The music is solid enough. He doesn’t rap about anything mind-blowing, though he does tend to touch on the struggle of an up-and-coming artist more than most rappers do. The majority of his raps are self-absorbed, though. A lot of the rhymes lack the inspiration and knowledge available on his Twitter, though songs like ‘iRevolutionary’ feed off his refreshing righteousness. The production on his 2013 project ‘Heir Waves’ is clean, but it might be that Chase simply isn’t cut out to be a rapper. More and more, it seems like there’s an abundance of rappers who should stick to producing. So far, Chase’s beats have gotten him farther than any of his raps have.
Vinny Cha$e is a little harder to figure out. His name is probably his best asset right now, thanks to the ever-enduring cultural cachet of ‘Entourage.’ Last year’s ‘King’s Landing’ project, however, doesn’t match the star power the name holds. He sounds like fellow Harlemite A$AP Rocky on ‘Chill 2 This’ and he can’t even be distinguished on the first three songs, as he’s flanked by Ma$e, Kid Art, and Cartier Court. Most of ‘King’s Landing’ actually sounds like a guy trying to find his own sound. Does he want Young Chop beats with features by Waka Flocka and Yo Gotti? Maybe the mellow sound of songs like ‘Grippin’ and ‘Nothin’ Changed’? It isn’t a bad thing that his project holds so many different sounds, but it leaves the impression that Vinny Cha$e doesn’t know what kind of artist he wants to be yet.
That’s the downfall of every “swag rapper,” though. Capitalize on the sound of today and you’re forgotten tomorrow. Something in your music needs to be timeless, transcendent. Vinny Cha$e’s music doesn’t have those qualities yet.
Chase N. Cashe has proved that he can make classic records, at least behind the boards. Now he has to figure out what made those records so good and apply that extra something to his own music. Otherwise, he’ll always be a producer who gives hot records to other artists. That’s not a bad spot to be in, by the way.

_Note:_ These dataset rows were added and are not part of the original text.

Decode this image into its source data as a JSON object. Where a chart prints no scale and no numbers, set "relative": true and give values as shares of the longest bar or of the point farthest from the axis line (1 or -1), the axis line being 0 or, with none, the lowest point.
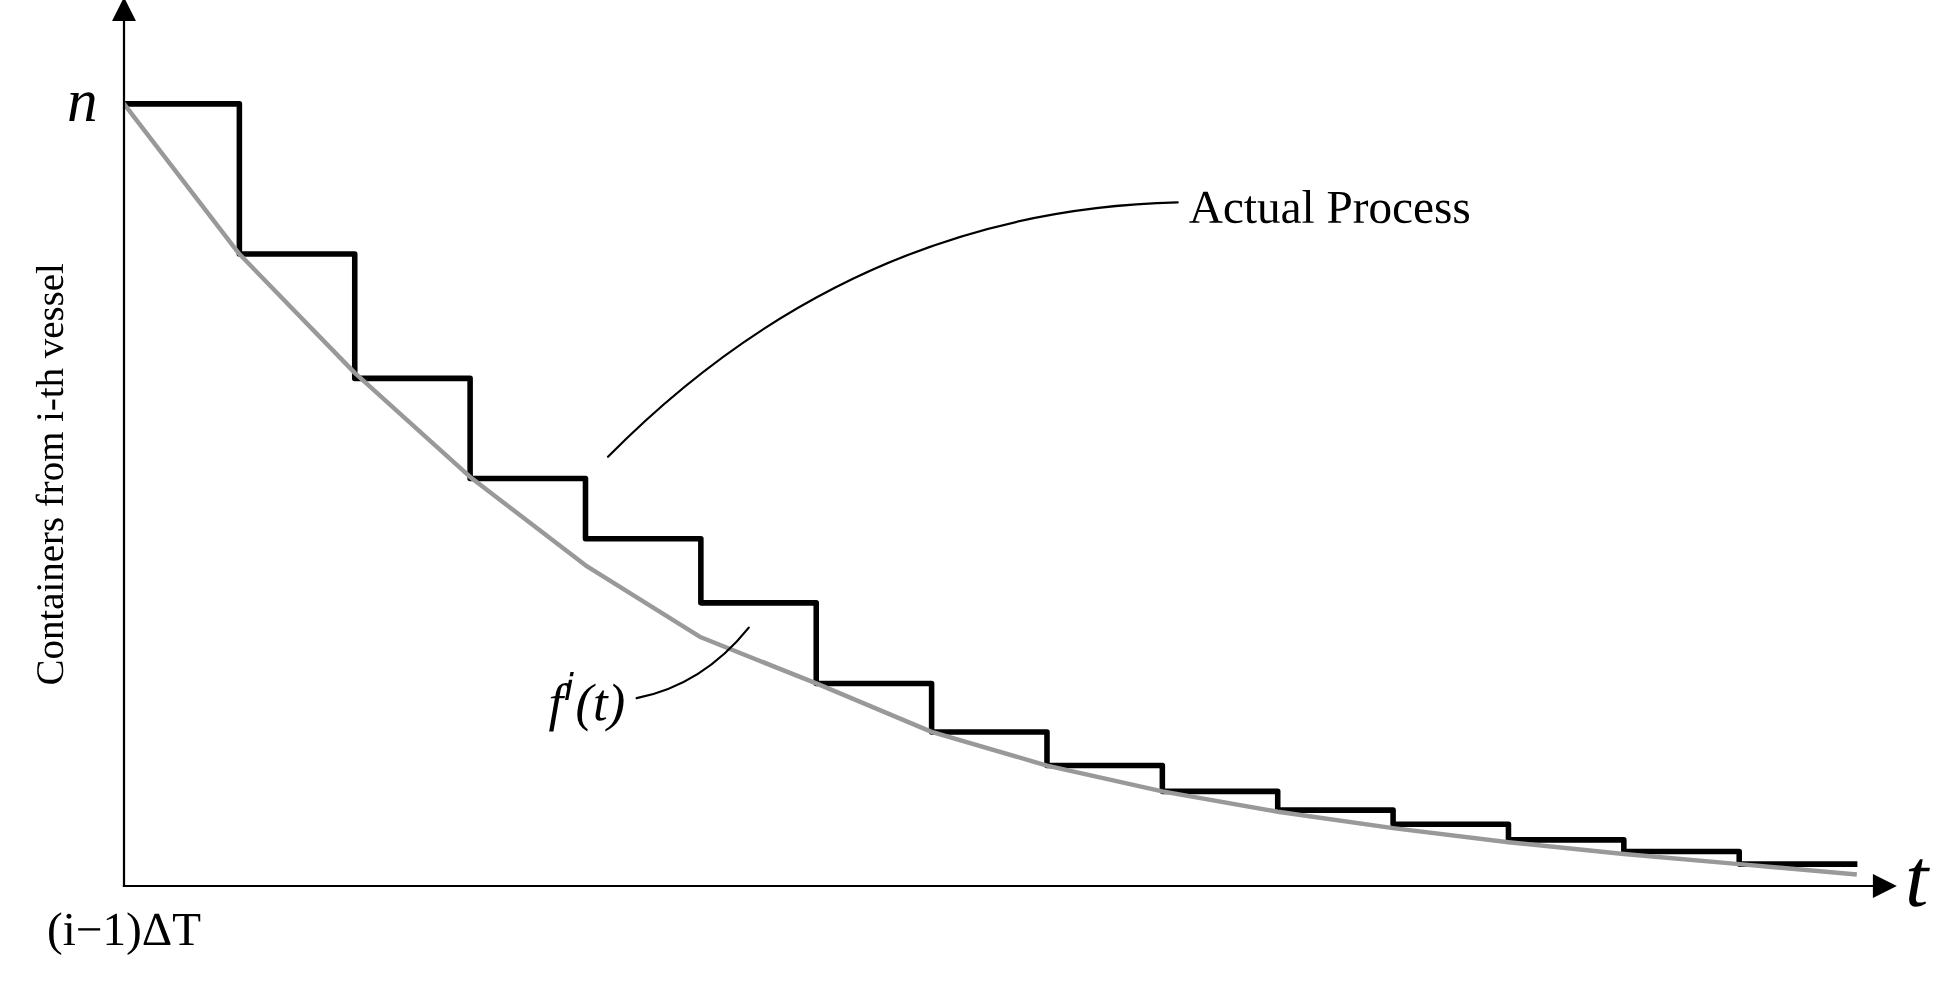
{
  "chart_data": {
    "type": "step",
    "relative": true,
    "xlabel": "t",
    "ylabel": "Containers from i-th vessel",
    "categories": [
      null,
      null,
      null,
      null,
      null,
      null,
      null,
      null,
      null,
      null,
      null,
      null,
      null,
      null,
      null,
      null
    ],
    "series": [
      {
        "color": "#000000",
        "values": [
          1,
          0.808,
          0.649,
          0.521,
          0.444,
          0.362,
          0.259,
          0.197,
          0.154,
          0.121,
          0.097,
          0.079,
          0.059,
          0.044,
          0.028,
          0.028
        ]
      },
      {
        "type": "line",
        "color": "#999999",
        "values": [
          1,
          0.808,
          0.656,
          0.523,
          0.41,
          0.318,
          0.259,
          0.197,
          0.154,
          0.121,
          0.095,
          0.074,
          0.056,
          0.041,
          0.028,
          0.015
        ]
      }
    ],
    "annotations": [
      "Actual Process",
      "f$^{i}$(t)",
      "n",
      "(i−1)ΔT"
    ]
  }
}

Vinny Cha$e is another iteration of artists who don’t know who they are in a city full of artists who want to sound like they’re from somewhere else. As of this writing, he’s yet to have a solo song on Youtube crack 350,000 views, and he’s nowhere to be found on Spotify. He’ll have to craft his own lane if he wants to be as big as the A$AP Mob. Maybe he’s sitting on the best music of his life, but judging from what we’ve got, it doesn’t look like his ceiling is too high. You can keep your eyes on Vinny, but keep your ears on Chase N. Cashe.